Public decision-making has long been subject to lobbying from private interests, such as businesses. Policy development concerning climate change is an ongoing major lobbying target of some of the most powerful industries. 2017 study by Influence Map found that 35 of 50 of the most influential companies in Europe and North America were actively lobbying to delay or dilute climate policy. These include companies in the fossil fuel value chain, energy-intensive companies, electric utilities and automotive manufacturers.
This policy brief explores the role of industry in climate policy and the importance of addressing conflicts of interest and undue influence to ensure climate action is taken urgently, efficiently and transparently. It explores developments at the UNFCCC related to conflicts of interest and where perceived conflicts of interest have been identified in the run-up to COP26.

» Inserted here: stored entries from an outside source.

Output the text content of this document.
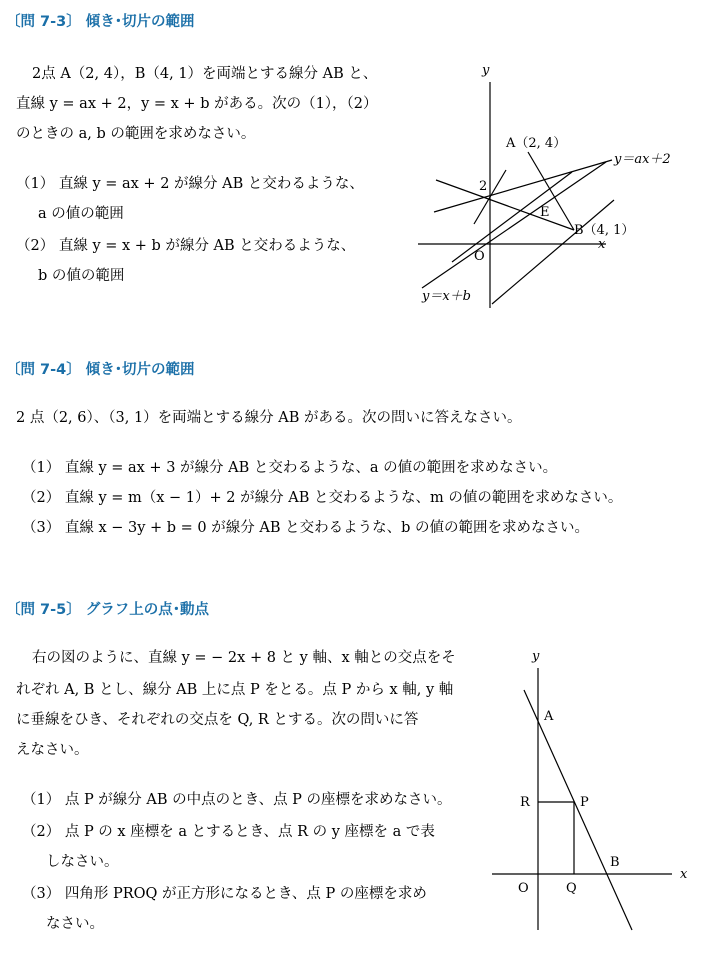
〔問 7-3〕 傾き･切片の範囲
2点 A（2, 4），B（4, 1）を両端とする線分 AB と、
直線 y = ax + 2，y = x + b がある。次の（1），（2）
のときの a, b の範囲を求めなさい。
（1） 直線 y = ax + 2 が線分 AB と交わるような、
a の値の範囲
（2） 直線 y = x + b が線分 AB と交わるような、
b の値の範囲
y
x
O
2
A（2, 4）
B（4, 1）
E
y＝ax＋2
y＝x＋b
〔問 7-4〕 傾き･切片の範囲
2 点（2, 6）、（3, 1）を両端とする線分 AB がある。次の問いに答えなさい。
（1） 直線 y = ax + 3 が線分 AB と交わるような、a の値の範囲を求めなさい。
（2） 直線 y = m（x − 1）+ 2 が線分 AB と交わるような、m の値の範囲を求めなさい。
（3） 直線 x − 3y + b = 0 が線分 AB と交わるような、b の値の範囲を求めなさい。
〔問 7-5〕 グラフ上の点･動点
右の図のように、直線 y = − 2x + 8 と y 軸、x 軸との交点をそ
れぞれ A, B とし、線分 AB 上に点 P をとる。点 P から x 軸, y 軸
に垂線をひき、それぞれの交点を Q, R とする。次の問いに答
えなさい。
（1） 点 P が線分 AB の中点のとき、点 P の座標を求めなさい。
（2） 点 P の x 座標を a とするとき、点 R の y 座標を a で表
しなさい。
（3） 四角形 PROQ が正方形になるとき、点 P の座標を求め
なさい。
y
x
O
A
B
P
Q
R
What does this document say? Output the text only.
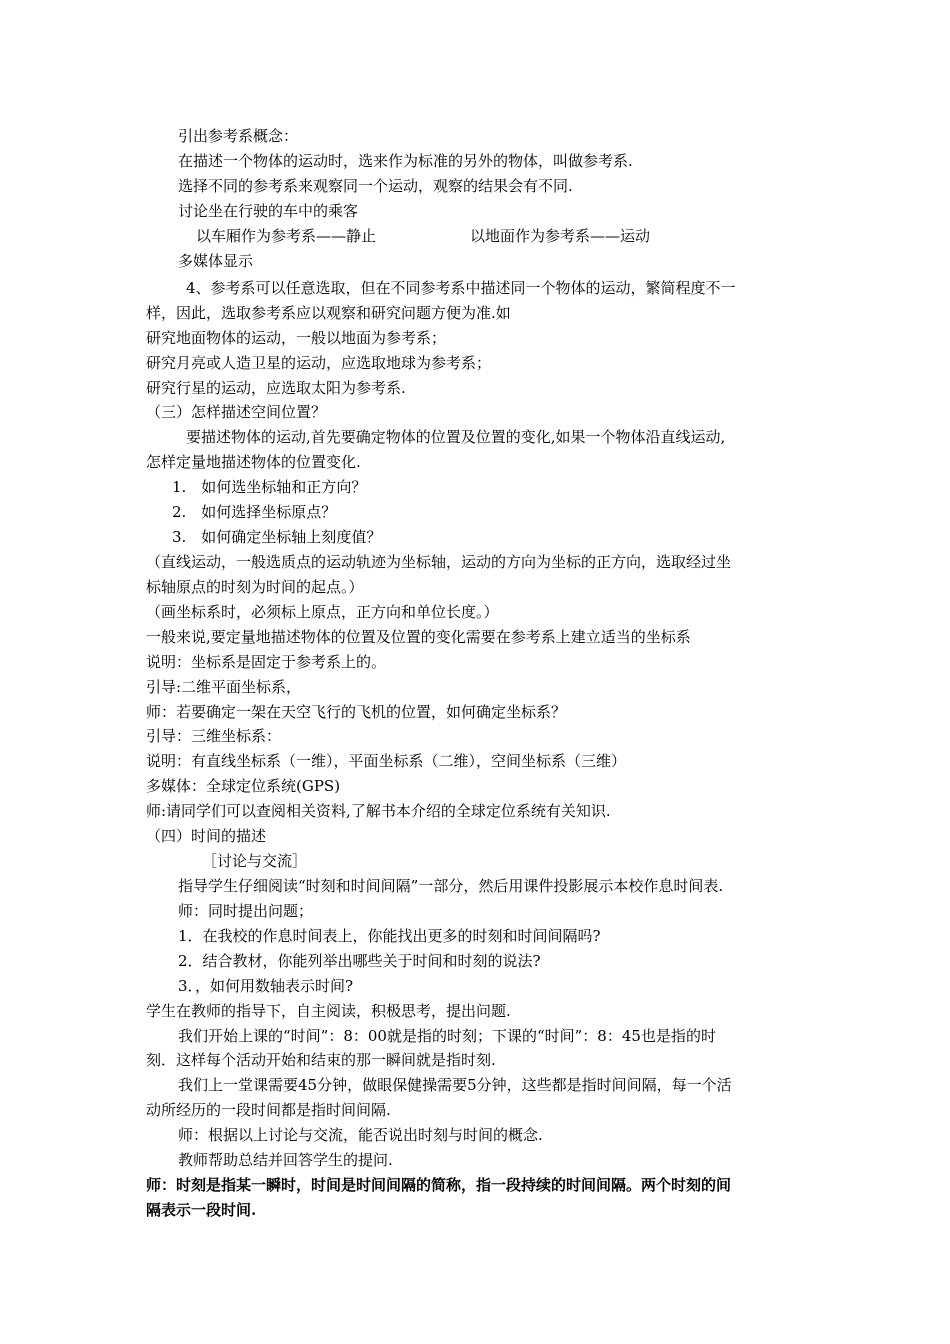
引出参考系概念：
在描述一个物体的运动时，选来作为标准的另外的物体，叫做参考系.
选择不同的参考系来观察同一个运动，观察的结果会有不同.
讨论坐在行驶的车中的乘客
以车厢作为参考系——静止	以地面作为参考系——运动
多媒体显示
4、参考系可以任意选取，但在不同参考系中描述同一个物体的运动，繁简程度不一
样，因此，选取参考系应以观察和研究问题方便为准.如
研究地面物体的运动，一般以地面为参考系；
研究月亮或人造卫星的运动，应选取地球为参考系；
研究行星的运动，应选取太阳为参考系.
（三）怎样描述空间位置？
要描述物体的运动,首先要确定物体的位置及位置的变化,如果一个物体沿直线运动,
怎样定量地描述物体的位置变化.
1.　如何选坐标轴和正方向？
2.　如何选择坐标原点？
3.　如何确定坐标轴上刻度值？
（直线运动，一般选质点的运动轨迹为坐标轴，运动的方向为坐标的正方向，选取经过坐
标轴原点的时刻为时间的起点。）
（画坐标系时，必须标上原点，正方向和单位长度。）
一般来说,要定量地描述物体的位置及位置的变化需要在参考系上建立适当的坐标系
说明：坐标系是固定于参考系上的。
引导:二维平面坐标系，
师：若要确定一架在天空飞行的飞机的位置，如何确定坐标系？
引导：三维坐标系：
说明：有直线坐标系（一维），平面坐标系（二维），空间坐标系（三维）
多媒体：全球定位系统(GPS)
师:请同学们可以查阅相关资料,了解书本介绍的全球定位系统有关知识.
（四）时间的描述
［讨论与交流］
指导学生仔细阅读“时刻和时间间隔”一部分，然后用课件投影展示本校作息时间表.
师：同时提出问题；
1．在我校的作息时间表上，你能找出更多的时刻和时间间隔吗?
2．结合教材，你能列举出哪些关于时间和时刻的说法?
3．，如何用数轴表示时间?
学生在教师的指导下，自主阅读，积极思考，提出问题.
我们开始上课的“时间”：8：00就是指的时刻；下课的“时间”：8：45也是指的时
刻．这样每个活动开始和结束的那一瞬间就是指时刻.
我们上一堂课需要45分钟，做眼保健操需要5分钟，这些都是指时间间隔，每一个活
动所经历的一段时间都是指时间间隔.
师：根据以上讨论与交流，能否说出时刻与时间的概念.
教师帮助总结并回答学生的提问.
师：时刻是指某一瞬时，时间是时间间隔的简称，指一段持续的时间间隔。两个时刻的间
隔表示一段时间.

The brief also puts forward recommendations concerning enhanced accountability and transparency within the UN climate negotiations and mechanisms related to the Paris Agreement and the Marrakech Partnership.

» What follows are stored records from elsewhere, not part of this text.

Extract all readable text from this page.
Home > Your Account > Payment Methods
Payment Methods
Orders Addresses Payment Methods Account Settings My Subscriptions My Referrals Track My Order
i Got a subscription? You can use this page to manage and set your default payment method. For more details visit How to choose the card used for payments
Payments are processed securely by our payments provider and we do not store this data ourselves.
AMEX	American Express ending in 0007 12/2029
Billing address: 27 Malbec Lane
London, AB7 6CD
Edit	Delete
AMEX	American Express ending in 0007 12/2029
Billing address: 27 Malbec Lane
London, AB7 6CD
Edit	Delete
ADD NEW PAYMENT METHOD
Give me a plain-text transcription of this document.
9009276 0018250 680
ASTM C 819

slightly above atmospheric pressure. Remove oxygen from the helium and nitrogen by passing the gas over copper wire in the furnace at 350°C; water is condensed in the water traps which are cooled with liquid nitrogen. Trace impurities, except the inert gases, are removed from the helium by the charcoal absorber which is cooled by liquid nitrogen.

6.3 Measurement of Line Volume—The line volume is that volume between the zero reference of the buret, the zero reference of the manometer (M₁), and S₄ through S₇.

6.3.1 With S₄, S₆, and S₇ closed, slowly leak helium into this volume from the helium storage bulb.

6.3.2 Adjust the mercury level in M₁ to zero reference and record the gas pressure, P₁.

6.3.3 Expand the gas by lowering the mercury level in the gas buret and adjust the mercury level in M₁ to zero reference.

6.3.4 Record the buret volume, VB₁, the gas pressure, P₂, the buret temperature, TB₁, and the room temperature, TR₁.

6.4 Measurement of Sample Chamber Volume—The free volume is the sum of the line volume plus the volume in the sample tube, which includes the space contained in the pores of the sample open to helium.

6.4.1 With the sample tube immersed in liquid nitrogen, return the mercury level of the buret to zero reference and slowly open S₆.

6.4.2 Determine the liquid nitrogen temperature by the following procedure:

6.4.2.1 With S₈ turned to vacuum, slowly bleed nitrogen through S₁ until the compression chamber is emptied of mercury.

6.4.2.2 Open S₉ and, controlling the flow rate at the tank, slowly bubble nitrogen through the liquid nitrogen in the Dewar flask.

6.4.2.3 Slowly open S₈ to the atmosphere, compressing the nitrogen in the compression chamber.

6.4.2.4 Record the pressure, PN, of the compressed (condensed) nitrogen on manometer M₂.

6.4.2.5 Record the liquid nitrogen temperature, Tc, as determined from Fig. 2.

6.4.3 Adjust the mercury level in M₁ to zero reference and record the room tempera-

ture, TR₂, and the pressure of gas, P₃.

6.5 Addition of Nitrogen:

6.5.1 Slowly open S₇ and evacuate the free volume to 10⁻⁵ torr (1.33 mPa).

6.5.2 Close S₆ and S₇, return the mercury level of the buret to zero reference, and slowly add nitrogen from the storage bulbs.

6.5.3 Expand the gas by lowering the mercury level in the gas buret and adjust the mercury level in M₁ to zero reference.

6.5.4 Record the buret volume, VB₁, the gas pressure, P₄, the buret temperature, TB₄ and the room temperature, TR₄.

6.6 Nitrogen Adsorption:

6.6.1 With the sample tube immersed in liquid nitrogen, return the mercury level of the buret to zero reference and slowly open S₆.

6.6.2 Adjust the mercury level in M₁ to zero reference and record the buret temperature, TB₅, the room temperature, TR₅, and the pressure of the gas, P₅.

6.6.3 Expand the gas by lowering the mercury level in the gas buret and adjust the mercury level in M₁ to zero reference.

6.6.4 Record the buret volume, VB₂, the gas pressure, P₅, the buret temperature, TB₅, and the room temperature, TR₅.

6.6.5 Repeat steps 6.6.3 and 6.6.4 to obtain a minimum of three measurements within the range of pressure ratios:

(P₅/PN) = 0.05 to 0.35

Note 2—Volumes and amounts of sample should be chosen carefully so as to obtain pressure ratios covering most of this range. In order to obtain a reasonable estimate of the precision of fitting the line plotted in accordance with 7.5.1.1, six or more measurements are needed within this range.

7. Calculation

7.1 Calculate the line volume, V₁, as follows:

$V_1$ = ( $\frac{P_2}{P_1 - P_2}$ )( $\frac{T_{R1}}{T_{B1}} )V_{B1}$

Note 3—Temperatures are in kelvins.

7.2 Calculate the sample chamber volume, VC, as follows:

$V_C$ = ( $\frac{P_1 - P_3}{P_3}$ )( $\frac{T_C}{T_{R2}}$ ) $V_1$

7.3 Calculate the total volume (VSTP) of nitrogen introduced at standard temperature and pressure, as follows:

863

Among other things, Transparency International recommends that:
• The UNFCCC should establish definitions of “conflict of interest” and “undue influence” to ensure adequate controls on party delegations and engagement in negotiations
• The Paris Agreement Global Stocktake should secure inputs – including from civil society – on levels of private-sector finance used for lobbying and influencing governments at national, regional and international levels to undermine climate policy.